Accompanied by 30 U.S. newsmen, including TIME Washington Correspondent Jerry Hannifin, McGovern and his wife Eleanor were given an extensive whirlwind tour of educational, health and agricultural facilities developed during the Castro regime. Cabled Hannifin: "Amiable, wisecracking and radiating charisma and confidence, Castro as usual turned up unexpectedly and unannounced, at a state agricultural farm managed by his half-brother Ramon. There he took the McGoverns in tow, riding around in his Russian-built command car (with a special rack for his Kalashnikov rifle).
"They went first to a milking station, where Castro expounded knowledgeably on cattle stock and breeding. He popped in for ice-cream cones for the entourage at a dairy station, announcing expansively: 'They're at government expense.' Then he led everybody into the Santa Clara Rum Co. warehouse, and supervised the sampling of 100-proof rum. McGovern barely sipped the stuff and puckered up. 'Don't light a match,' cautioned Fidel cheerfully. 'The place will blow up.'
"Back in Havana that night, a friendly and relaxed Castro held a wide-open press conference in the book-lined library of the Palacio de la RevoluciOn. At times he spoke so softly as to be barely audible, but his message was clear: Cuba is prepared to move immediately toward normalization of relations with the U.S. Nonetheless, he could not conceal his disappointment that Washington had not responded to his signing of the hijacking agreement with 'a reciprocal gesture' of its own. 'We wish friendship,' he declared with obvious sincerity. 'We belong to two different worlds, but we are neighbors. One way or another we owe it to ourselves to live in peace.' "

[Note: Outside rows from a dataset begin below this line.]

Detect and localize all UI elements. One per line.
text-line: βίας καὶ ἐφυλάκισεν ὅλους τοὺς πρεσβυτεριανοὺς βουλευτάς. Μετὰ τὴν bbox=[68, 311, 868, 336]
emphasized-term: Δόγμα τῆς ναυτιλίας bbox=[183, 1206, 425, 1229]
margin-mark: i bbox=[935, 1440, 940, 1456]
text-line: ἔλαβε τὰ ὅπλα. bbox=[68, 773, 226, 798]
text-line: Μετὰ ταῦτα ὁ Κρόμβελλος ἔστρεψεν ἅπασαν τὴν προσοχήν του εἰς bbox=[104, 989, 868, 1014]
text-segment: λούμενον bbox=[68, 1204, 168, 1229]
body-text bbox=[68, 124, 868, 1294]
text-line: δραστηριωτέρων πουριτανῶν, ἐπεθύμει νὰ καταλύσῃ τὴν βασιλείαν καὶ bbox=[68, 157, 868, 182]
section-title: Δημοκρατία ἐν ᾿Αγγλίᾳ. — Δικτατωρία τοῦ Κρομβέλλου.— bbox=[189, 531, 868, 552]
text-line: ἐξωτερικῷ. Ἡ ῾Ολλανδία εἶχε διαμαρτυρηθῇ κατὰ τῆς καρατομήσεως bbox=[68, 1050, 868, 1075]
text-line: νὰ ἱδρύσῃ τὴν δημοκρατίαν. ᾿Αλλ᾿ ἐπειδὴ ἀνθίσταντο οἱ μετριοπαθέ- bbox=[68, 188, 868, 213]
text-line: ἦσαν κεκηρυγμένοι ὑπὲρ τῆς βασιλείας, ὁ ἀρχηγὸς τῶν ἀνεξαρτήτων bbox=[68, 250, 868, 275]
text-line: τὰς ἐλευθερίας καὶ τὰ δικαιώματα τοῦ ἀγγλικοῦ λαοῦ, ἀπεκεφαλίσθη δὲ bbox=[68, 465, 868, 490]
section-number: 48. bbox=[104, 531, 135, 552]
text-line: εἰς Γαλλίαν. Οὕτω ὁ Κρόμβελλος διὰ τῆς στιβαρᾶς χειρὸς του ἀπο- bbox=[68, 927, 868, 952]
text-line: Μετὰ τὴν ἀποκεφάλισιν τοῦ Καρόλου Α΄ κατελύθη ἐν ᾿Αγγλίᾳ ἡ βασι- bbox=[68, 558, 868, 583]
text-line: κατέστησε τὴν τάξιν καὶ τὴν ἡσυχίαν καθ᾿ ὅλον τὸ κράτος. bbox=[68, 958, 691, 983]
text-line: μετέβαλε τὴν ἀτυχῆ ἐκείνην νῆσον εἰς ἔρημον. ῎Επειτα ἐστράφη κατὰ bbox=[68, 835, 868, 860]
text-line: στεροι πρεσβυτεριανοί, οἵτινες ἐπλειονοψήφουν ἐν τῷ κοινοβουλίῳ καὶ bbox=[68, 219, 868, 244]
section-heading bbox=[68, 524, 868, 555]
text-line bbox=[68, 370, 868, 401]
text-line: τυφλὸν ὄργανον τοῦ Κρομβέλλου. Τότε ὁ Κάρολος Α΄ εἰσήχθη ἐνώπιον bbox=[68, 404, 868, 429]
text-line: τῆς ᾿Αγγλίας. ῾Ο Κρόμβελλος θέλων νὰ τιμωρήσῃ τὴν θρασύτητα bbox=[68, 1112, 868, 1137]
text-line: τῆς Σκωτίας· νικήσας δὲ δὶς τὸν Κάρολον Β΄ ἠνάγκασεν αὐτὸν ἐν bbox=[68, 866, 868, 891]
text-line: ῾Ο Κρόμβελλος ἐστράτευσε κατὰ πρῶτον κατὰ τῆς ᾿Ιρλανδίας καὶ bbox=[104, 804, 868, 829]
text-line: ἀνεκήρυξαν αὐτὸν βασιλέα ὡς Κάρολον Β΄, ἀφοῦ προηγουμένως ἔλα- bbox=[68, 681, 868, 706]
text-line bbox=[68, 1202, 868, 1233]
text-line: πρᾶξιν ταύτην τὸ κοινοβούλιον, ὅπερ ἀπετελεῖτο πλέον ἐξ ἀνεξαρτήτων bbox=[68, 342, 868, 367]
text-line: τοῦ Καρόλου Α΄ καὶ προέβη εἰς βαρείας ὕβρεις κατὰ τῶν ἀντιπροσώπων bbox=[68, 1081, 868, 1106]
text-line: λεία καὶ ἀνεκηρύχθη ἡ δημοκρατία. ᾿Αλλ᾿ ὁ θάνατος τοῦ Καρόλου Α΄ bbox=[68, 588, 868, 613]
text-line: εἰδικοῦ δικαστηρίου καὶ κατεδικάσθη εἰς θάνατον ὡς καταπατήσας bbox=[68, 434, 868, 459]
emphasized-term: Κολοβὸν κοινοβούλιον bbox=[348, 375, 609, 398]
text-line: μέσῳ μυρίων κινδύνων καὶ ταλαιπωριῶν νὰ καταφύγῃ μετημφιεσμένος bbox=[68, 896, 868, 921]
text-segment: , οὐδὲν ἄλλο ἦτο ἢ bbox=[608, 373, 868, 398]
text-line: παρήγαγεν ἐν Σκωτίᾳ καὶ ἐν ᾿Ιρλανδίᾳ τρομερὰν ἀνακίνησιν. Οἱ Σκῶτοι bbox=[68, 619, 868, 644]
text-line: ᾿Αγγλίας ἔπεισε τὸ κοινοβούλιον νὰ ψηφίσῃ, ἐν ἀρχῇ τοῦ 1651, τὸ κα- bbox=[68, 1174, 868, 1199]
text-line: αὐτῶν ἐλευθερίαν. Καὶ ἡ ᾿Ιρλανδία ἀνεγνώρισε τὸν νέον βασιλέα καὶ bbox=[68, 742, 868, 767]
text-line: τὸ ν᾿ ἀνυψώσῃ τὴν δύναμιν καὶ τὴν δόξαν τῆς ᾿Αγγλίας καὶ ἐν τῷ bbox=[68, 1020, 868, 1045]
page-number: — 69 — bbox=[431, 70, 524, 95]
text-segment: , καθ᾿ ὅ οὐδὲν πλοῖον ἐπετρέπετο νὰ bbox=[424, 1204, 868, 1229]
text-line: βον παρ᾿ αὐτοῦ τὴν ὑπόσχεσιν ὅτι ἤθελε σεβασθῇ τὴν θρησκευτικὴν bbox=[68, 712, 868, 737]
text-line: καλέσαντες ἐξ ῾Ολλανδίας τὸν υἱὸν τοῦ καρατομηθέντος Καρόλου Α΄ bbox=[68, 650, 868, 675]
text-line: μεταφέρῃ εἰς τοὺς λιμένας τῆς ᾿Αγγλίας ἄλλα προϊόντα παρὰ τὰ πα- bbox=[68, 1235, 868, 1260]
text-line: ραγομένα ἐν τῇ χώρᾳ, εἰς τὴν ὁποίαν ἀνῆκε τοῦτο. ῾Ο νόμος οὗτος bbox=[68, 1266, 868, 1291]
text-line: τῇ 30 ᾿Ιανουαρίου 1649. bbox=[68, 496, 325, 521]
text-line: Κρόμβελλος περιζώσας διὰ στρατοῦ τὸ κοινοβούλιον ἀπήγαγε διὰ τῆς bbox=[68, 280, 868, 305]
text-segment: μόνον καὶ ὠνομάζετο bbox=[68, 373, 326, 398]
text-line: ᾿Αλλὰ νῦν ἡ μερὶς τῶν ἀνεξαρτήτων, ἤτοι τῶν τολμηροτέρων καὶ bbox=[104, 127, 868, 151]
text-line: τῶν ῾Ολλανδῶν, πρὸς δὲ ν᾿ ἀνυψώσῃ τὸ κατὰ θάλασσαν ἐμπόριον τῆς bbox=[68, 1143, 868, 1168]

Sport Exchange. Castro also said that 1) former President Nixon had "a personal hostility against Cuba," but that President Ford does not; 2) the CIA had organized and subsidized numerous assassination plots against him; 3) it would have been "absurd, irresponsible, crazy--and a very dangerous measure" for Cuba to have plotted the assassination of John F. Kennedy, as some theorists have suggested; 4) the OAS, "which has had a sad role as an instrument of U.S. domination," was no longer trustworthy or useful.
At his own press conference in Havana the next day, McGovern, visibly worn from a post-midnight Castro-conducted tour of the city, proposed that one starting point for bettering relations might be an exchange of baseball and basketball teams between the two countries--a suggestion the Cuban Premier immediately embraced. Added McGovern: "The embargo is foolish and self-defeating. The sooner we lift it the better. The next move where Cuba is concerned is up to the U.S." At week's end White House officials said that they welcomed Castro's conciliatory remarks, but that a formal lifting of diplomatic and trade curbs would have to await action by the OAS.
* Republican Jacob Javits of New York and Rhode Island Democrat Claiborne Pell visited Cuba last September. Massachusetts Senator Edward Kennedy is planning to go in June.